Robert Sutherland Smith is again proving that he is still alive with another guest post. Robert started his City career the year before I was born and is, I think, 157 years old. Fear not. He is very much alive and kicking. He and I have worked together for almost eight years at t1ps.com . He is my friend and he is a very funny and intelligent chap. He is now branching out to celebrate his 158th by doing some freelance writing over  at various places ( including Shareprophets.com naturally) on FTSE 350 Income stocks. Robert is a speaker at the UKInvestor Show on April 5th 2014. He is a great one for focussing on yield. RSS today looks at Standard Chartered. RSS writes:

Standard Chartered Bank’s (STAN) Q1 statement has brought the thing that  markets most particularly dislike; the fog of uncertainty. And most  particularly, the un-quantified (and thus unquantifiable) kind that the  analytical mind must abhor.
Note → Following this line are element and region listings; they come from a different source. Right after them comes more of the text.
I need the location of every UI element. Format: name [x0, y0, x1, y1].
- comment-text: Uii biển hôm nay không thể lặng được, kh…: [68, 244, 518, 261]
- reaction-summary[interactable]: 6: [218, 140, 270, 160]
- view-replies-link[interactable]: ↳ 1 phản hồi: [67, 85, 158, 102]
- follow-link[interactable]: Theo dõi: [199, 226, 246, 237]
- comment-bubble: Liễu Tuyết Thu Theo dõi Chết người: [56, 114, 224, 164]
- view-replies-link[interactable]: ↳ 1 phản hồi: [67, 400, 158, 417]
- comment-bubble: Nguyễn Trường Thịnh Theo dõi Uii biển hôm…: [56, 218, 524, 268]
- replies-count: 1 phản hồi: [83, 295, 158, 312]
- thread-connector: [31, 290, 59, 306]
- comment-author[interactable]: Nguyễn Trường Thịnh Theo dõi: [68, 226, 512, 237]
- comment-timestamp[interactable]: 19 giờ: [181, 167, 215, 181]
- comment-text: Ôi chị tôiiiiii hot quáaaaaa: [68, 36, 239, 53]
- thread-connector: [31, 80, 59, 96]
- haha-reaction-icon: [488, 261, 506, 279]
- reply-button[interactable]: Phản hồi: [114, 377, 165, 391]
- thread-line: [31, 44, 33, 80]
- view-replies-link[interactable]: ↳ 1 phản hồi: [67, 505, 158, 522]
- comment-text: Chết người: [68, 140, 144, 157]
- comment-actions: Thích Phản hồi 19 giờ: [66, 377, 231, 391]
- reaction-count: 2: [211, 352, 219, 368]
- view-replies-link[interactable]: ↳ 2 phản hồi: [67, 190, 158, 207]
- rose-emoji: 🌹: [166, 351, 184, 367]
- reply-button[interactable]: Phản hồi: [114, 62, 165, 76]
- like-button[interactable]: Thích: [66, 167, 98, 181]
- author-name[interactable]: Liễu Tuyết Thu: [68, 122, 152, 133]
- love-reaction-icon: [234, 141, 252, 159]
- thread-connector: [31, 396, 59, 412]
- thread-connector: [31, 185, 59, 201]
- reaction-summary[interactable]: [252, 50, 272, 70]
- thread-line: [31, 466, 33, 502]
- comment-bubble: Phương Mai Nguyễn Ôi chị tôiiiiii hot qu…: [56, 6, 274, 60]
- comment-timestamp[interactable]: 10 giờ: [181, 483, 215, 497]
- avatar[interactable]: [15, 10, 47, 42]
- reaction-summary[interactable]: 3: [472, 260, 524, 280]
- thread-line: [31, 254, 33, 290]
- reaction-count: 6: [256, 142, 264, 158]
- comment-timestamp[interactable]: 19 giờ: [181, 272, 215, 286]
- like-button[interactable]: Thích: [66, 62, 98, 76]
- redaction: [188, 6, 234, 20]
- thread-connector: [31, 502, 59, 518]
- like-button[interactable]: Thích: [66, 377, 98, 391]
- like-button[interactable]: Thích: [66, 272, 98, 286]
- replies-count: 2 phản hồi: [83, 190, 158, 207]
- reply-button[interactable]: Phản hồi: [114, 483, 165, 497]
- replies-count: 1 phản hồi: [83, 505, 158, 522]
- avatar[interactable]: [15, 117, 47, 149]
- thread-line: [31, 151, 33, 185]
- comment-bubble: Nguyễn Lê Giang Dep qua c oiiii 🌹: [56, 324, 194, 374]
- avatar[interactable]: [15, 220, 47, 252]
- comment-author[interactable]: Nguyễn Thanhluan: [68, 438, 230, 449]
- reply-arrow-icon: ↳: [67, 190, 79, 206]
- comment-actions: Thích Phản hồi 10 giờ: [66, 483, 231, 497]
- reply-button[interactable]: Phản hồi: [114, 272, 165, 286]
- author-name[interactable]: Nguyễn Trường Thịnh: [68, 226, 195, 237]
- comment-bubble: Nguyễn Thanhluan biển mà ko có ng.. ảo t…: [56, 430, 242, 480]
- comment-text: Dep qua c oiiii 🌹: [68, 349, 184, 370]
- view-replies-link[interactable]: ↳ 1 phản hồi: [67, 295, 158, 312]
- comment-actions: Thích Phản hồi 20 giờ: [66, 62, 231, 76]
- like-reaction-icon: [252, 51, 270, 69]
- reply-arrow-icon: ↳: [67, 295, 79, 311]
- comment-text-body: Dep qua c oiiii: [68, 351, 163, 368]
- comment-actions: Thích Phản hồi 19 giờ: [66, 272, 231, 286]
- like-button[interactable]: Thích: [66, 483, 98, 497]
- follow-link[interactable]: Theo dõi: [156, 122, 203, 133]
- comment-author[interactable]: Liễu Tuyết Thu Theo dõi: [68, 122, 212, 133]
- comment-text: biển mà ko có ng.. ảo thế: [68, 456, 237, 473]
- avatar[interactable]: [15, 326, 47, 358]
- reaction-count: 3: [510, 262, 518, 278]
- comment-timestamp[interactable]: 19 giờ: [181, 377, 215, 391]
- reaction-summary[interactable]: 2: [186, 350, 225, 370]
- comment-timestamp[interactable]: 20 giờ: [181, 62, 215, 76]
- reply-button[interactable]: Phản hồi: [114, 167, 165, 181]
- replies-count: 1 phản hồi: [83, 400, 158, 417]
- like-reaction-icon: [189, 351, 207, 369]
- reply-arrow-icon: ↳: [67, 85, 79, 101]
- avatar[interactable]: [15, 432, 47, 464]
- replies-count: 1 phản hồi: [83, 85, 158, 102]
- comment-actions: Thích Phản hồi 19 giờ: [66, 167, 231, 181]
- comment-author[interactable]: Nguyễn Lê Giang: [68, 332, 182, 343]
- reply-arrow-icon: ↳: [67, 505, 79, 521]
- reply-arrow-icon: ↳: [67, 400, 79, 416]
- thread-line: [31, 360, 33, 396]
The Q1 statement informs us in the most general way  without figures or percentages (the closest we get to arithmetic, are vague  references to such thing as “low/high digit” changes etc) which mean as good as  nothing to the numerate, calculating analyst and reporter. For someone like the  reporter and commentator on the Financial Times trying to put objective  copy together, it is about as insufferably and frustrating a thing as could be  imagined.

It creates the impression that either the company did not know exactly what  had gone on (the least likely  explanation) or knew too well and did not  wish to give it more precise substance? Whatever the reason, it left  commentators without scope for analytical exploration and explanation?